Pobreza erradicada e natureza protegida. Este é o futuro que queremos. Ou aquele que muitos de nós queremos. Digo isto porque, tratando-se de política, “não se pode agradar a gregos e troianos”. Para ilustrar este dito popular, nada mais evidente que as tentativas de negociação da Conferência das Nações Unidas sobre Desenvolvimento Sustentável Rio+20, realizada durante nove dias, na última semana. A conferência foi considerada a mais participativa neste âmbito, reunindo 45.381 pessoas no evento oficial.

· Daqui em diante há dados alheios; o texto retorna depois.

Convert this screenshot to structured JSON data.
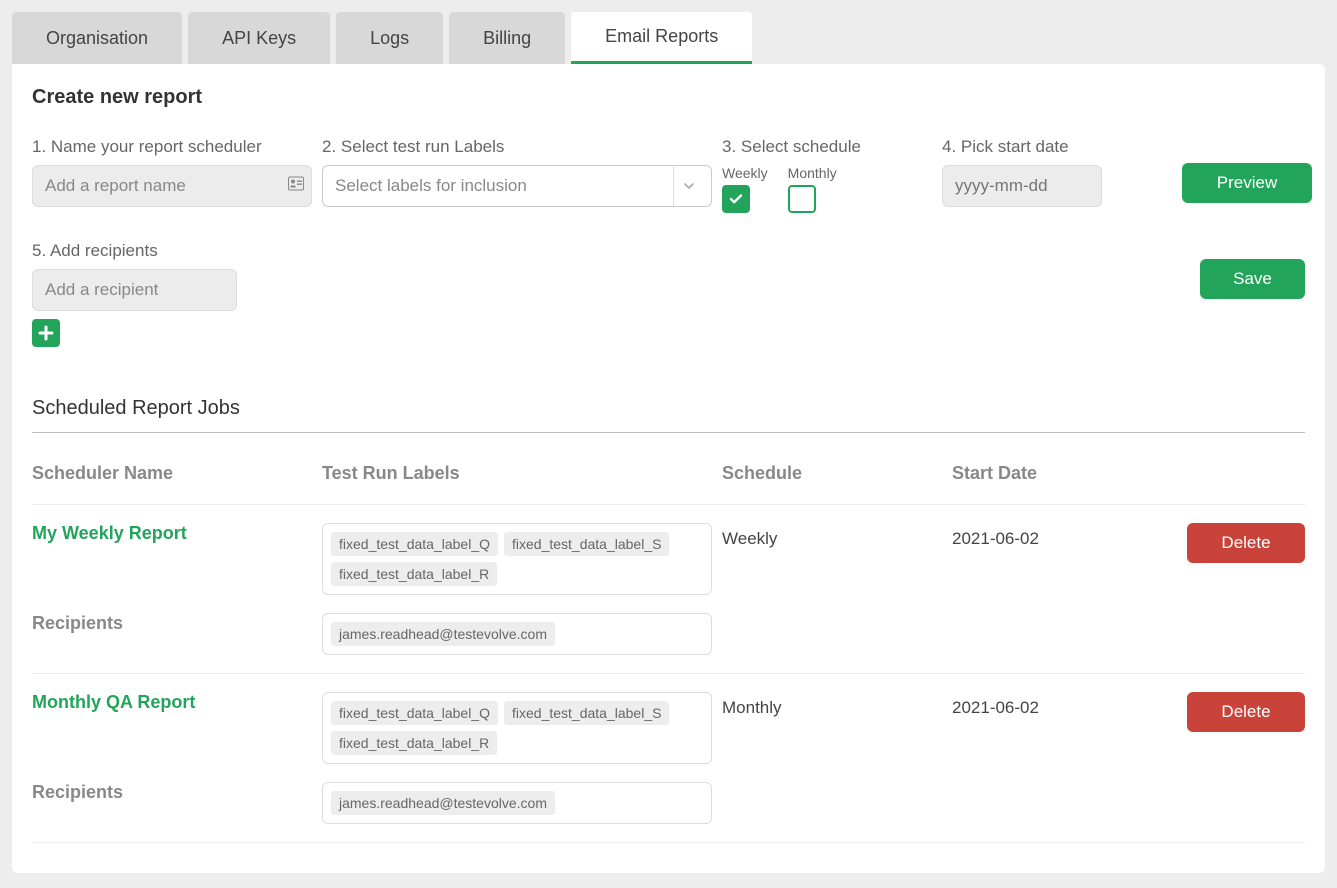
{
  "tabs": [
    {
      "label": "Organisation"
    },
    {
      "label": "API Keys"
    },
    {
      "label": "Logs"
    },
    {
      "label": "Billing"
    },
    {
      "label": "Email Reports",
      "active": true
    }
  ],
  "headings": {
    "create": "Create new report",
    "jobs": "Scheduled Report Jobs"
  },
  "steps": {
    "name": "1. Name your report scheduler",
    "labels": "2. Select test run Labels",
    "schedule": "3. Select schedule",
    "start": "4. Pick start date",
    "recipients": "5. Add recipients"
  },
  "placeholders": {
    "name": "Add a report name",
    "labels": "Select labels for inclusion",
    "date": "yyyy-mm-dd",
    "recipient": "Add a recipient"
  },
  "schedule": {
    "weekly_label": "Weekly",
    "monthly_label": "Monthly",
    "weekly_checked": true,
    "monthly_checked": false
  },
  "buttons": {
    "preview": "Preview",
    "save": "Save",
    "delete": "Delete"
  },
  "jobs_table": {
    "cols": {
      "name": "Scheduler Name",
      "labels": "Test Run Labels",
      "schedule": "Schedule",
      "start": "Start Date"
    },
    "recipients_label": "Recipients"
  },
  "jobs": [
    {
      "name": "My Weekly Report",
      "labels": [
        "fixed_test_data_label_Q",
        "fixed_test_data_label_S",
        "fixed_test_data_label_R"
      ],
      "schedule": "Weekly",
      "start": "2021-06-02",
      "recipients": [
        "james.readhead@testevolve.com"
      ]
    },
    {
      "name": "Monthly QA Report",
      "labels": [
        "fixed_test_data_label_Q",
        "fixed_test_data_label_S",
        "fixed_test_data_label_R"
      ],
      "schedule": "Monthly",
      "start": "2021-06-02",
      "recipients": [
        "james.readhead@testevolve.com"
      ]
    }
  ]
}
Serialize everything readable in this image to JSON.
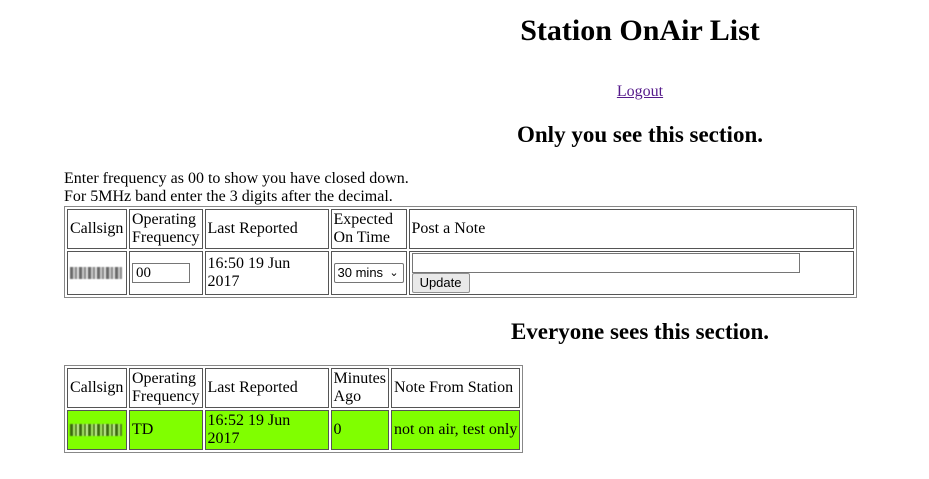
{
  "page_title": "Station OnAir List",
  "logout_label": "Logout",
  "private_section": {
    "heading": "Only you see this section.",
    "instructions": [
      "Enter frequency as 00 to show you have closed down.",
      "For 5MHz band enter the 3 digits after the decimal."
    ],
    "headers": [
      "Callsign",
      "Operating Frequency",
      "Last Reported",
      "Expected On Time",
      "Post a Note"
    ],
    "row": {
      "frequency_value": "00",
      "last_reported": "16:50 19 Jun 2017",
      "expected_on_time": "30 mins",
      "note_value": "",
      "update_label": "Update"
    }
  },
  "public_section": {
    "heading": "Everyone sees this section.",
    "headers": [
      "Callsign",
      "Operating Frequency",
      "Last Reported",
      "Minutes Ago",
      "Note From Station"
    ],
    "rows": [
      {
        "frequency": "TD",
        "last_reported": "16:52 19 Jun 2017",
        "minutes_ago": "0",
        "note": "not on air, test only",
        "row_color": "#80ff00"
      }
    ]
  }
}
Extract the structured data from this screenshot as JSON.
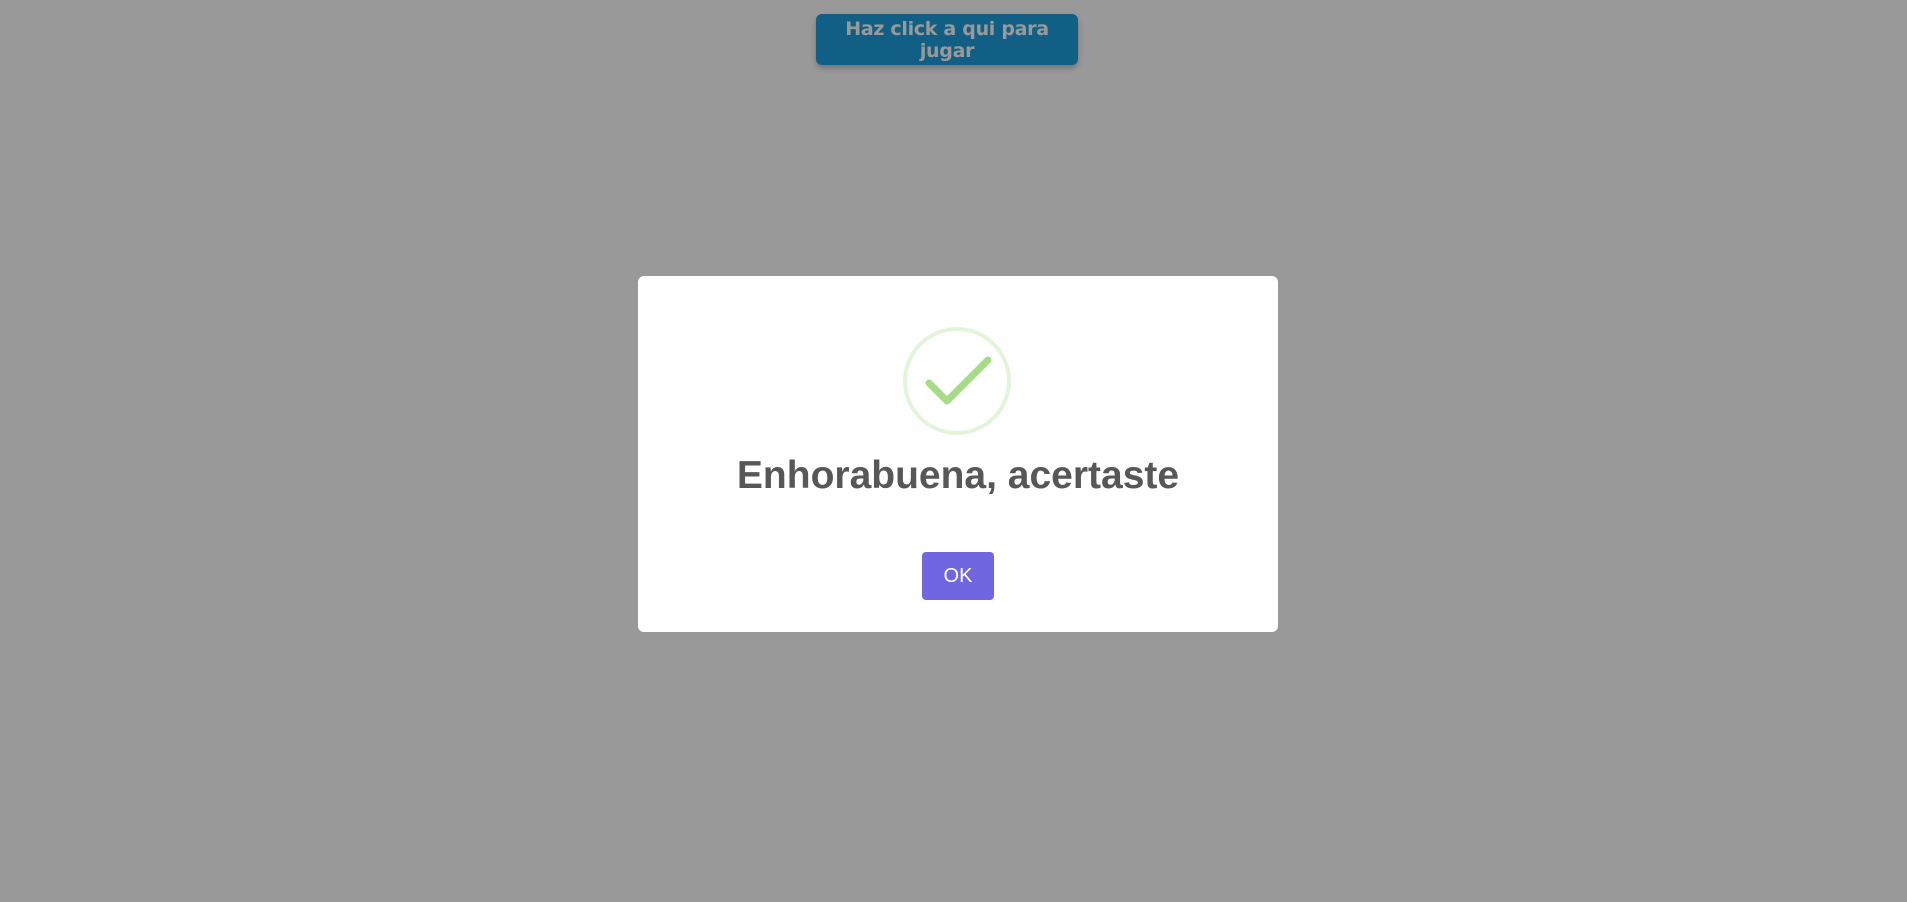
{
  "play_button": {
    "label": "Haz click a qui para jugar",
    "color": "#1e9fe0"
  },
  "dialog": {
    "icon": "check-icon",
    "icon_color": "#a5dc86",
    "title": "Enhorabuena, acertaste",
    "confirm_label": "OK",
    "confirm_color": "#7066e0"
  }
}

A taxa de ocupação nos hotéis do Rio de Janeiro, neste período, chegou a 95%. De acordo com os dados divulgados, entre os participantes, estavam mais de cem chefes de Estado e de Governo, cerca de 10 mil delegados de 188 países, 4.075 jornalistas credenciados, 9.856 ONGs e 1.500 voluntários na logística da cúpula; cada grupo com prioridades distintas, apesar do objetivo comum.

Alguns criticaram a “insustentabilidade” do próprio evento: “A comida aqui é insustentável”, ressaltou o fundador do movimento Slow Food na Rio+20. Segundo a Comlurb, 60 toneladas de lixo foram recolhidas no centro de convenções Riocentro e nos principais eventos paralelos, como a Cúpula dos Povos.

Após o término da Conferência e a entrega da carta final, a Rio+20 foi avaliada como um verdadeiro fracasso entre os mais céticos e pessimistas, que não identificam ações concretas no documento proposto. Para os demais, deixou um importante legado, na medida que, assim como sua antecessora, a Eco-92, contribuiu para disseminar a importância da consciência ambiental e as possibilidades de um novo conceito de desenvolvimento para os países. Ainda entre as frases marcantes, podemos destacar a do negociador-chefe do Brasil na Rio+20, André Corrêa do Lago: “O papel da sociedade civil é este, pressionar e mostrar caminhos para os governos”. Aqui reside o valor de termos o povo nas ruas.

E, talvez, os resultados mais aguardados na temática ambiental estejam, de fato, nas mãos de países emergentes, como o Brasil, que estão se reestruturando. Pois, nos diversos fóruns ambientais realizados até este marco, caímos na mesma questão: muito se espera, mas pouco se tem de retorno, principalmente, das nações desenvolvidas nessas negociações, já que têm seus modelos econômicos há muito enraizados e, com frequência, se negam a “pagar” o ônus da proteção do meio ambiente. Como em um jogo, ficamos nesse passa e repassa.